Marcelo Franco
Assisti no mês passado uma palestra do professor Santiago C. Arredondo da UNED (Universidad Nacional de Educación a Distancia - Espanha), apresentada aqui no Centro de Computação da Unicamp.
Em uma boa parte da palestra o professor se dedicou a esclarecer conceitos e problemas da EAD. Não trouxe grandes novidades. Pude inclusive notar que essa parte da palestra aborreceu vários participantes, entre os quais alguns que vêm se dedicando já há algum tempo ao assunto, desde leituras, estudos, visitas, até ao desenvolvimento de projetos de EAD.
No entanto, a palestra se tornou bem interessante para aqueles que permaneceram até o fim, especialmente quando o professor Castilho passou a falar do projeto da UNED.
Arriscando-me a esquematizar demasiadamente a fala do professor, entendo que o projeto da UNED se divide em duas partes: o projeto “Pedagógico” e o projeto de “Meios Didáticos”. Antes que eu me esqueça, a UNED só oferece cursos a distância.

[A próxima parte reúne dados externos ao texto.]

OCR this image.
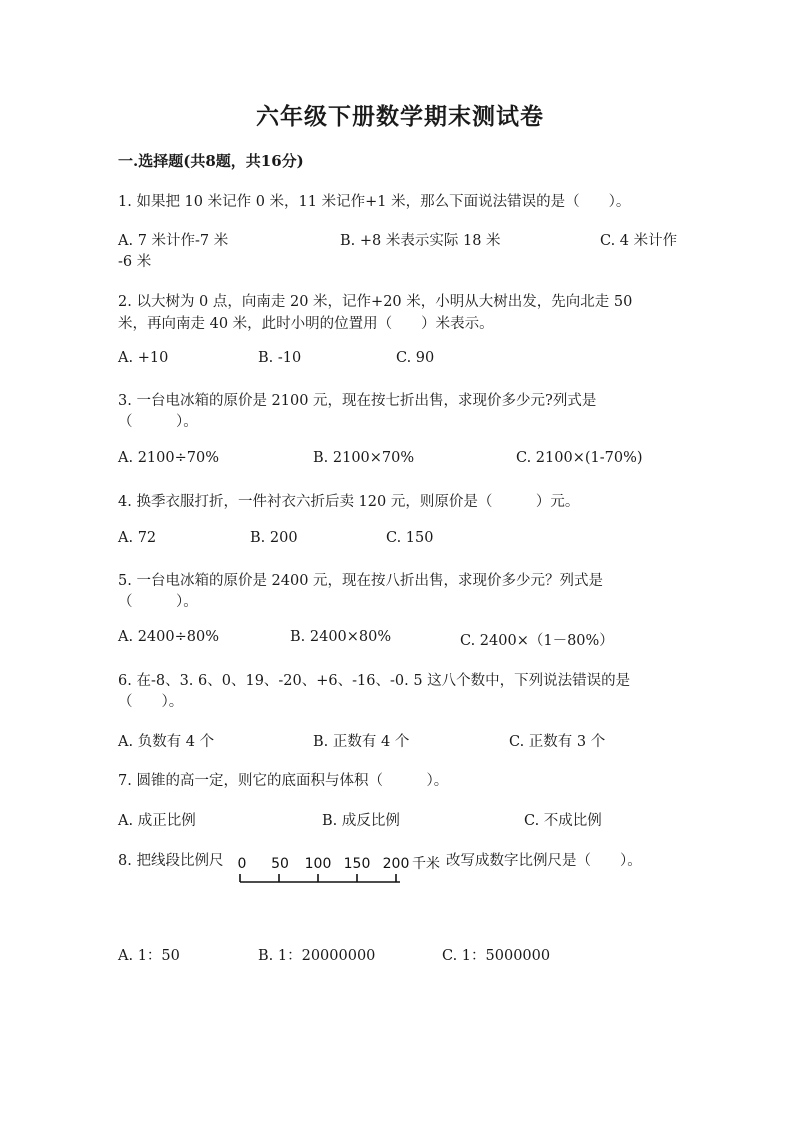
六年级下册数学期末测试卷
一.选择题(共8题，共16分)
1. 如果把 10 米记作 0 米，11 米记作+1 米，那么下面说法错误的是（　　）。
A. 7 米计作-7 米	B. +8 米表示实际 18 米	C. 4 米计作
-6 米
2. 以大树为 0 点，向南走 20 米，记作+20 米，小明从大树出发，先向北走 50
米，再向南走 40 米，此时小明的位置用（　　）米表示。
A. +10	B. -10	C. 90
3. 一台电冰箱的原价是 2100 元，现在按七折出售，求现价多少元?列式是
（　　　）。
A. 2100÷70%	B. 2100×70%	C. 2100×(1-70%)
4. 换季衣服打折，一件衬衣六折后卖 120 元，则原价是（　　　）元。
A. 72	B. 200	C. 150
5. 一台电冰箱的原价是 2400 元，现在按八折出售，求现价多少元？列式是
（　　　）。
A. 2400÷80%	B. 2400×80%	C. 2400×（1－80%）
6. 在-8、3. 6、0、19、-20、+6、-16、-0. 5 这八个数中，下列说法错误的是
（　　）。
A. 负数有 4 个	B. 正数有 4 个	C. 正数有 3 个
7. 圆锥的高一定，则它的底面积与体积（　　　）。
A. 成正比例	B. 成反比例	C. 不成比例
8. 把线段比例尺 0 50 100 150 200 千米 改写成数字比例尺是（　　）。
A. 1：50	B. 1：20000000	C. 1：5000000
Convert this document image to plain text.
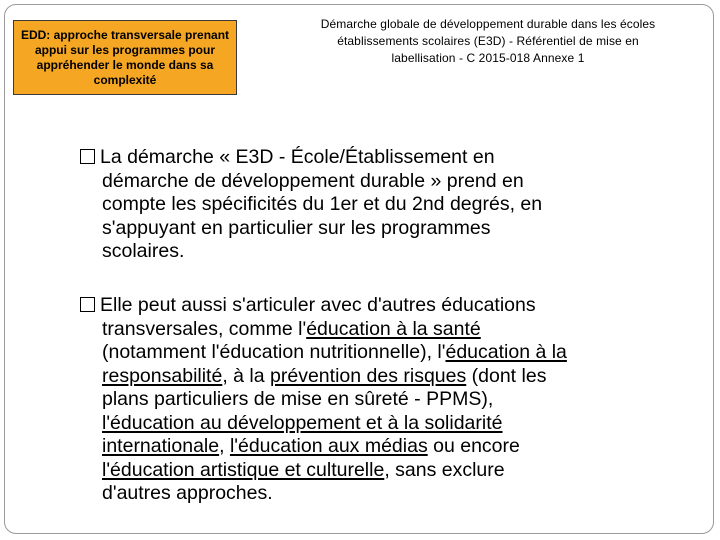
EDD: approche transversale prenant appui sur les programmes pour appréhender le monde dans sa complexité
Démarche globale de développement durable dans les écoles
établissements scolaires (E3D) - Référentiel de mise en
labellisation - C 2015-018 Annexe 1
La démarche « E3D - École/Établissement en
démarche de développement durable » prend en
compte les spécificités du 1er et du 2nd degrés, en
s'appuyant en particulier sur les programmes
scolaires.
Elle peut aussi s'articuler avec d'autres éducations
transversales, comme l'éducation à la santé
(notamment l'éducation nutritionnelle), l'éducation à la
responsabilité, à la prévention des risques (dont les
plans particuliers de mise en sûreté - PPMS),
l'éducation au développement et à la solidarité
internationale, l'éducation aux médias ou encore
l'éducation artistique et culturelle, sans exclure
d'autres approches.
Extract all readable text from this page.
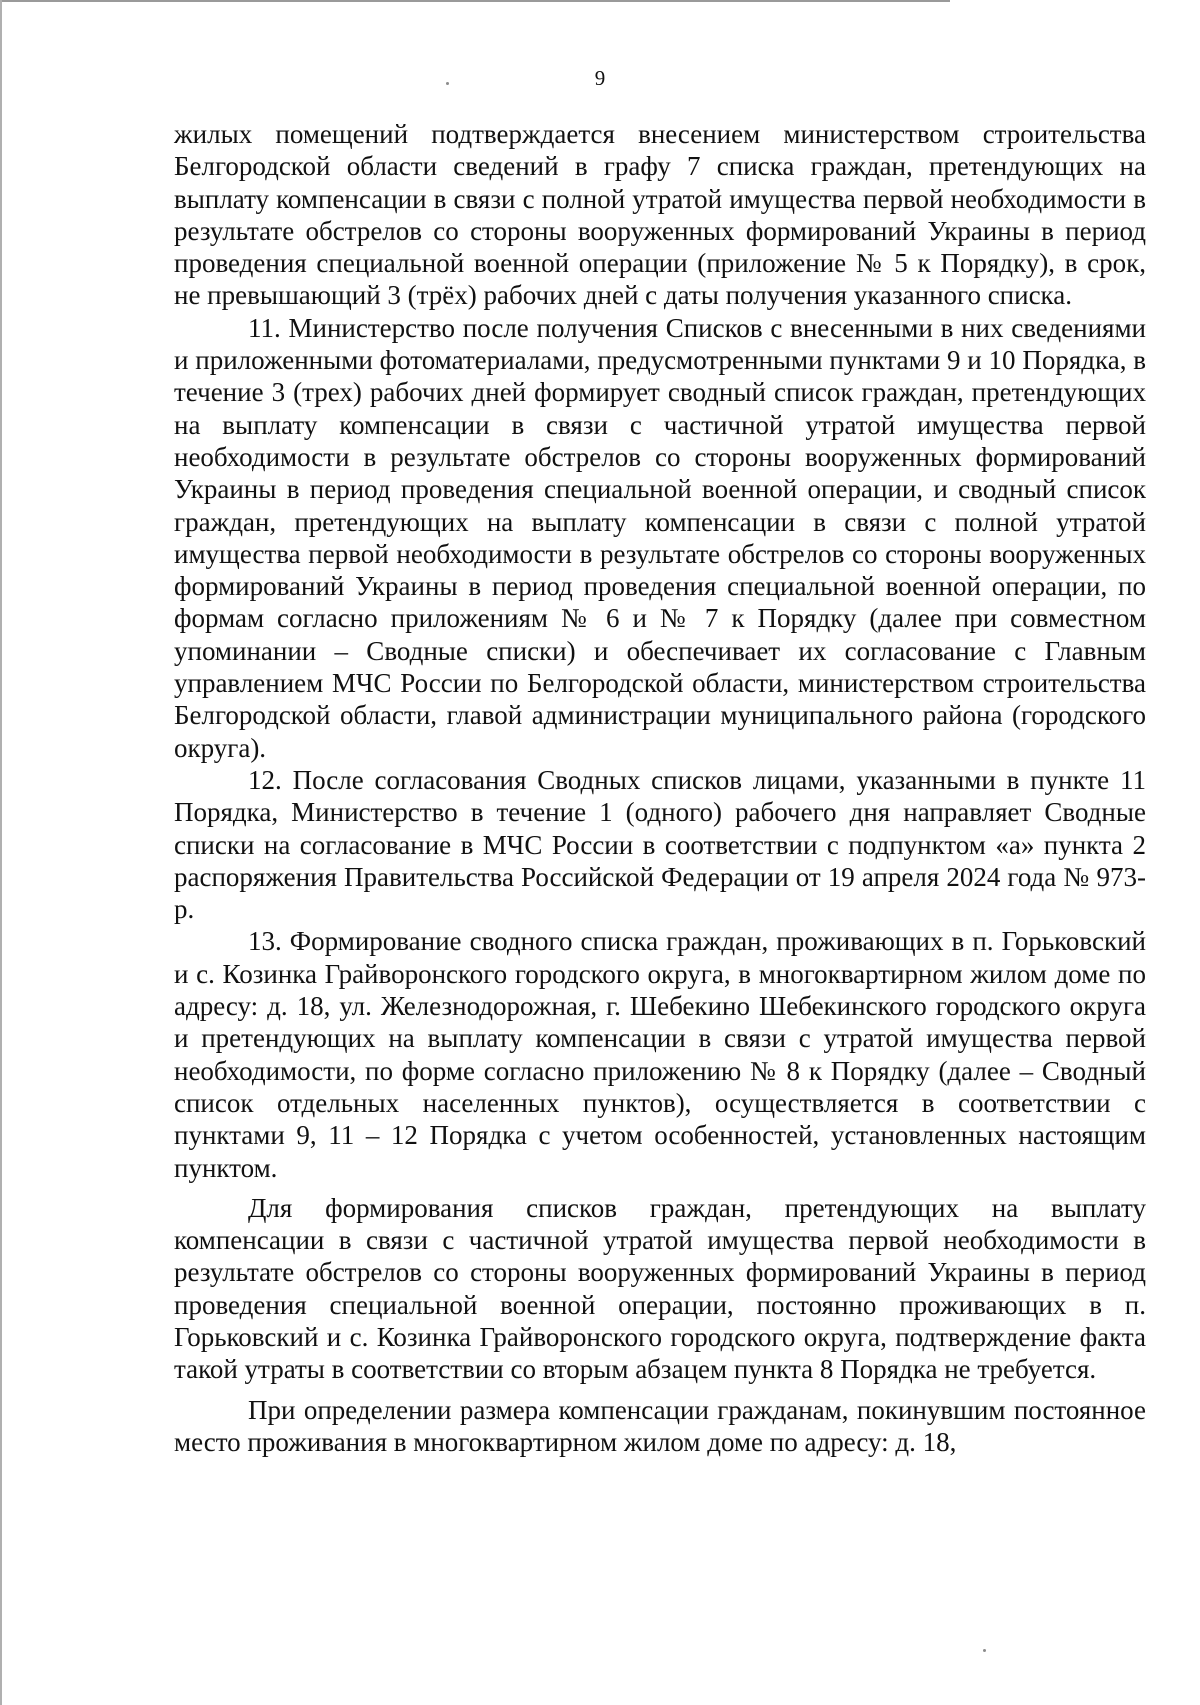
9

жилых помещений подтверждается внесением министерством строительства Белгородской области сведений в графу 7 списка граждан, претендующих на выплату компенсации в связи с полной утратой имущества первой необходимости в результате обстрелов со стороны вооруженных формирований Украины в период проведения специальной военной операции (приложение № 5 к Порядку), в срок, не превышающий 3 (трёх) рабочих дней с даты получения указанного списка.

11. Министерство после получения Списков с внесенными в них сведениями и приложенными фотоматериалами, предусмотренными пунктами 9 и 10 Порядка, в течение 3 (трех) рабочих дней формирует сводный список граждан, претендующих на выплату компенсации в связи с частичной утратой имущества первой необходимости в результате обстрелов со стороны вооруженных формирований Украины в период проведения специальной военной операции, и сводный список граждан, претендующих на выплату компенсации в связи с полной утратой имущества первой необходимости в результате обстрелов со стороны вооруженных формирований Украины в период проведения специальной военной операции, по формам согласно приложениям № 6 и № 7 к Порядку (далее при совместном упоминании – Сводные списки) и обеспечивает их согласование с Главным управлением МЧС России по Белгородской области, министерством строительства Белгородской области, главой администрации муниципального района (городского округа).

12. После согласования Сводных списков лицами, указанными в пункте 11 Порядка, Министерство в течение 1 (одного) рабочего дня направляет Сводные списки на согласование в МЧС России в соответствии с подпунктом «а» пункта 2 распоряжения Правительства Российской Федерации от 19 апреля 2024 года № 973-р.

13. Формирование сводного списка граждан, проживающих в п. Горьковский и с. Козинка Грайворонского городского округа, в многоквартирном жилом доме по адресу: д. 18, ул. Железнодорожная, г. Шебекино Шебекинского городского округа и претендующих на выплату компенсации в связи с утратой имущества первой необходимости, по форме согласно приложению № 8 к Порядку (далее – Сводный список отдельных населенных пунктов), осуществляется в соответствии с пунктами 9, 11 – 12 Порядка с учетом особенностей, установленных настоящим пунктом.

Для формирования списков граждан, претендующих на выплату компенсации в связи с частичной утратой имущества первой необходимости в результате обстрелов со стороны вооруженных формирований Украины в период проведения специальной военной операции, постоянно проживающих в п. Горьковский и с. Козинка Грайворонского городского округа, подтверждение факта такой утраты в соответствии со вторым абзацем пункта 8 Порядка не требуется.

При определении размера компенсации гражданам, покинувшим постоянное место проживания в многоквартирном жилом доме по адресу: д. 18,
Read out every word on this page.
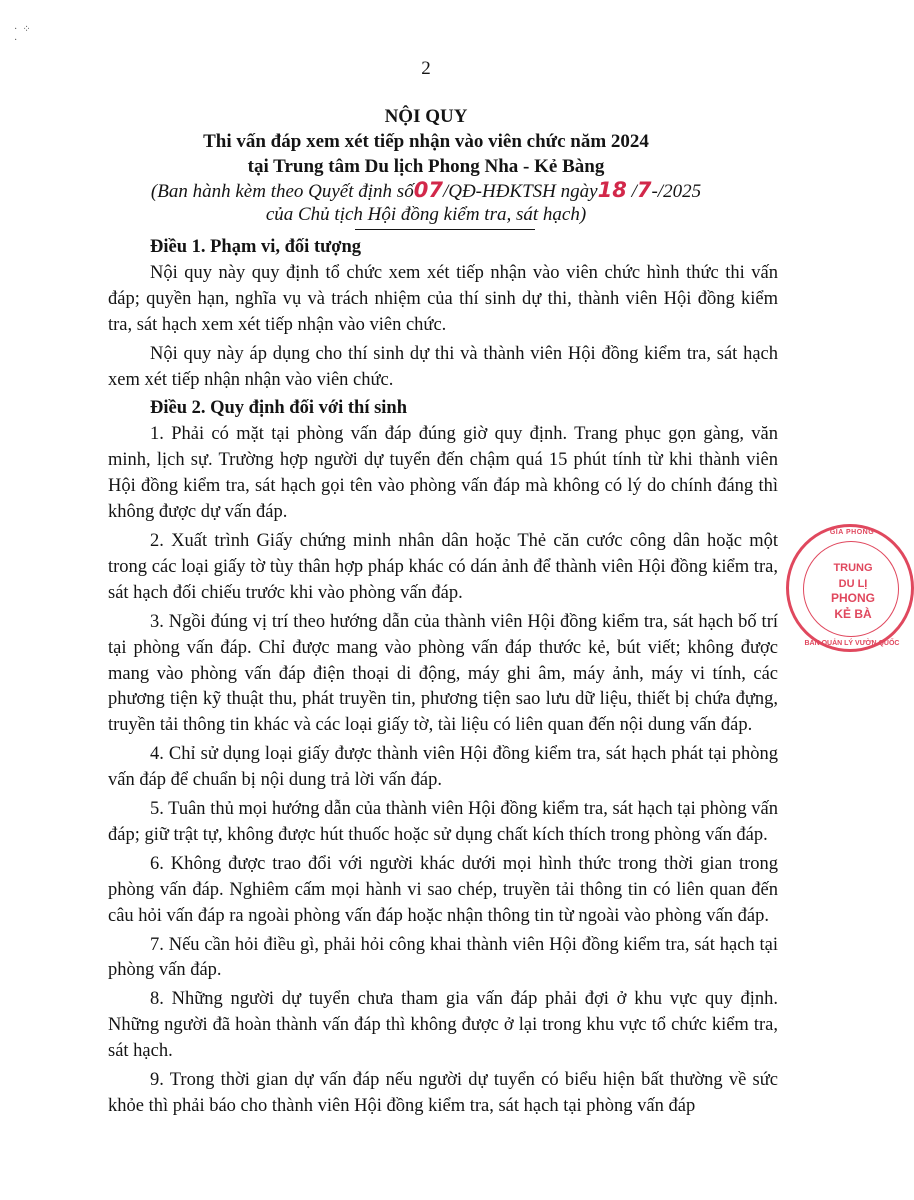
·  ⁘
·
2
NỘI QUY
Thi vấn đáp xem xét tiếp nhận vào viên chức năm 2024
tại Trung tâm Du lịch Phong Nha - Kẻ Bàng
(Ban hành kèm theo Quyết định số07/QĐ-HĐKTSH ngày18 /7-/2025
của Chủ tịch Hội đồng kiểm tra, sát hạch)

Điều 1. Phạm vi, đối tượng

Nội quy này quy định tổ chức xem xét tiếp nhận vào viên chức hình thức thi vấn đáp; quyền hạn, nghĩa vụ và trách nhiệm của thí sinh dự thi, thành viên Hội đồng kiểm tra, sát hạch xem xét tiếp nhận vào viên chức.

Nội quy này áp dụng cho thí sinh dự thi và thành viên Hội đồng kiểm tra, sát hạch xem xét tiếp nhận nhận vào viên chức.

Điều 2. Quy định đối với thí sinh

1. Phải có mặt tại phòng vấn đáp đúng giờ quy định. Trang phục gọn gàng, văn minh, lịch sự. Trường hợp người dự tuyển đến chậm quá 15 phút tính từ khi thành viên Hội đồng kiểm tra, sát hạch gọi tên vào phòng vấn đáp mà không có lý do chính đáng thì không được dự vấn đáp.

2. Xuất trình Giấy chứng minh nhân dân hoặc Thẻ căn cước công dân hoặc một trong các loại giấy tờ tùy thân hợp pháp khác có dán ảnh để thành viên Hội đồng kiểm tra, sát hạch đối chiếu trước khi vào phòng vấn đáp.

3. Ngồi đúng vị trí theo hướng dẫn của thành viên Hội đồng kiểm tra, sát hạch bố trí tại phòng vấn đáp. Chỉ được mang vào phòng vấn đáp thước kẻ, bút viết; không được mang vào phòng vấn đáp điện thoại di động, máy ghi âm, máy ảnh, máy vi tính, các phương tiện kỹ thuật thu, phát truyền tin, phương tiện sao lưu dữ liệu, thiết bị chứa đựng, truyền tải thông tin khác và các loại giấy tờ, tài liệu có liên quan đến nội dung vấn đáp.

4. Chỉ sử dụng loại giấy được thành viên Hội đồng kiểm tra, sát hạch phát tại phòng vấn đáp để chuẩn bị nội dung trả lời vấn đáp.

5. Tuân thủ mọi hướng dẫn của thành viên Hội đồng kiểm tra, sát hạch tại phòng vấn đáp; giữ trật tự, không được hút thuốc hoặc sử dụng chất kích thích trong phòng vấn đáp.

6. Không được trao đổi với người khác dưới mọi hình thức trong thời gian trong phòng vấn đáp. Nghiêm cấm mọi hành vi sao chép, truyền tải thông tin có liên quan đến câu hỏi vấn đáp ra ngoài phòng vấn đáp hoặc nhận thông tin từ ngoài vào phòng vấn đáp.

7. Nếu cần hỏi điều gì, phải hỏi công khai thành viên Hội đồng kiểm tra, sát hạch tại phòng vấn đáp.

8. Những người dự tuyển chưa tham gia vấn đáp phải đợi ở khu vực quy định. Những người đã hoàn thành vấn đáp thì không được ở lại trong khu vực tổ chức kiểm tra, sát hạch.

9. Trong thời gian dự vấn đáp nếu người dự tuyển có biểu hiện bất thường về sức khỏe thì phải báo cho thành viên Hội đồng kiểm tra, sát hạch tại phòng vấn đáp

GIA PHONG
TRUNG
DU LỊ
PHONG
KẺ BÀ
BAN QUẢN LÝ VƯỜN QUỐC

O projeto pedagógico se centra na questão do que e a quem a UNED deseja respectivamente oferecer e atender, com relação a educação. Segundo ele, a UNED visa atingir um vasto público distribuído por toda a Espanha (oferece também cursos em outros países), inclusive atendendo as classes menos favorecidas, ou de regiões sem Universidades, ou que trabalham / sustentam as famílias, ou pessoas que não tiveram oportunidade de fazer um curso superior quando mais jovens, etc.
Outras informações interessantes são que as exigências dos cursos são as mesmas dos cursos presenciais na Espanha, os alunos se submetem a um exame de seleção que os habilitam a seguir os cursos, é cobrada uma taxa de matrícula (hoje cobre cerca de 40% das despesas da Universidade, o restante é repassado pelo estado). Ou seja, a UNED é pública e paga.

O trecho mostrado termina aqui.